Angular Gradient Sign Method: Uncovering Vulnerabilities in Hyperbolic Networks
Minsoo Jo 1, Dongyoon Yang 2, Taesup Kim 1
Published on arXiv
2511.12985
Input Manipulation Attack
OWASP ML Top 10 — ML01
Key Finding
AGSM reduces Poincaré ResNet-32 top-1 accuracy on CIFAR-100 to 13.93%, outperforming FGSM (19.67%) by exploiting angular perturbations in hyperbolic space.
AGSM (Angular Gradient Sign Method)
Novel technique introduced
Adversarial examples in neural networks have been extensively studied in Euclidean geometry, but recent advances in \textit{hyperbolic networks} call for a reevaluation of attack strategies in non-Euclidean geometries. Existing methods such as FGSM and PGD apply perturbations without regard to the underlying hyperbolic structure, potentially leading to inefficient or geometrically inconsistent attacks. In this work, we propose a novel adversarial attack that explicitly leverages the geometric properties of hyperbolic space. Specifically, we compute the gradient of the loss function in the tangent space of hyperbolic space, decompose it into a radial (depth) component and an angular (semantic) component, and apply perturbation derived solely from the angular direction. Our method generates adversarial examples by focusing perturbations in semantically sensitive directions encoded in angular movement within the hyperbolic geometry. Empirical results on image classification, cross-modal retrieval tasks and network architectures demonstrate that our attack achieves higher fooling rates than conventional adversarial attacks, while producing high-impact perturbations with deeper insights into vulnerabilities of hyperbolic embeddings. This work highlights the importance of geometry-aware adversarial strategies in curved representation spaces and provides a principled framework for attacking hierarchical embeddings.
Key Contributions
- Identifies that conventional adversarial attacks (FGSM, PGD) are geometry-agnostic and suboptimal for hyperbolic networks, with radial perturbations having near-zero impact on accuracy while angular perturbations are semantically destructive.
- Proposes AGSM (Angular Gradient Sign Method), which decomposes the loss gradient in hyperbolic tangent space into radial and angular components and applies perturbations exclusively along the angular (semantic) direction.

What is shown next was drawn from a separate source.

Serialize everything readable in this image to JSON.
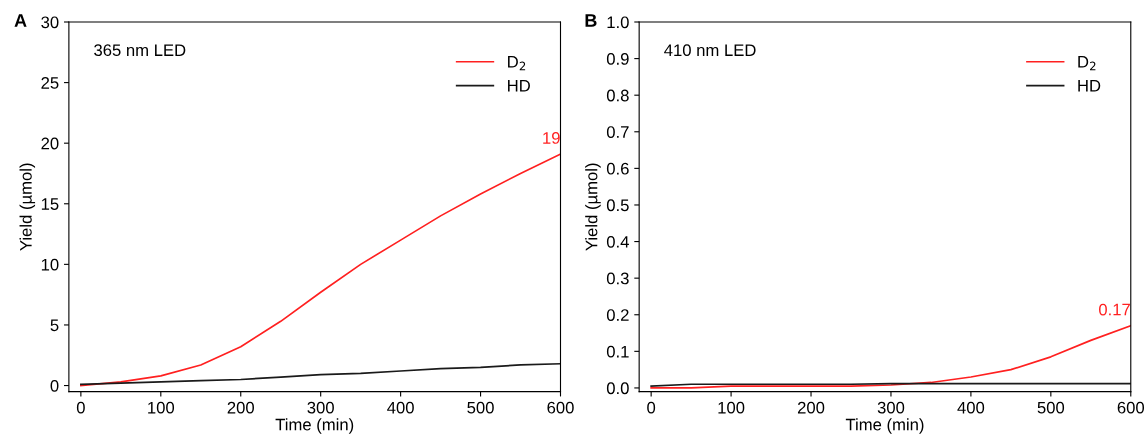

- Empirically demonstrates that AGSM achieves higher fooling rates than FGSM and PGD on both hyperbolic image classification (CIFAR-100) and cross-modal retrieval tasks.
🛡️ Threat Analysis
AGSM is a gradient-based adversarial example attack at inference time, crafting inputs that cause misclassification in hyperbolic networks by exploiting the angular component of the loss gradient in tangent space — a direct extension of FGSM/PGD adapted for non-Euclidean geometry.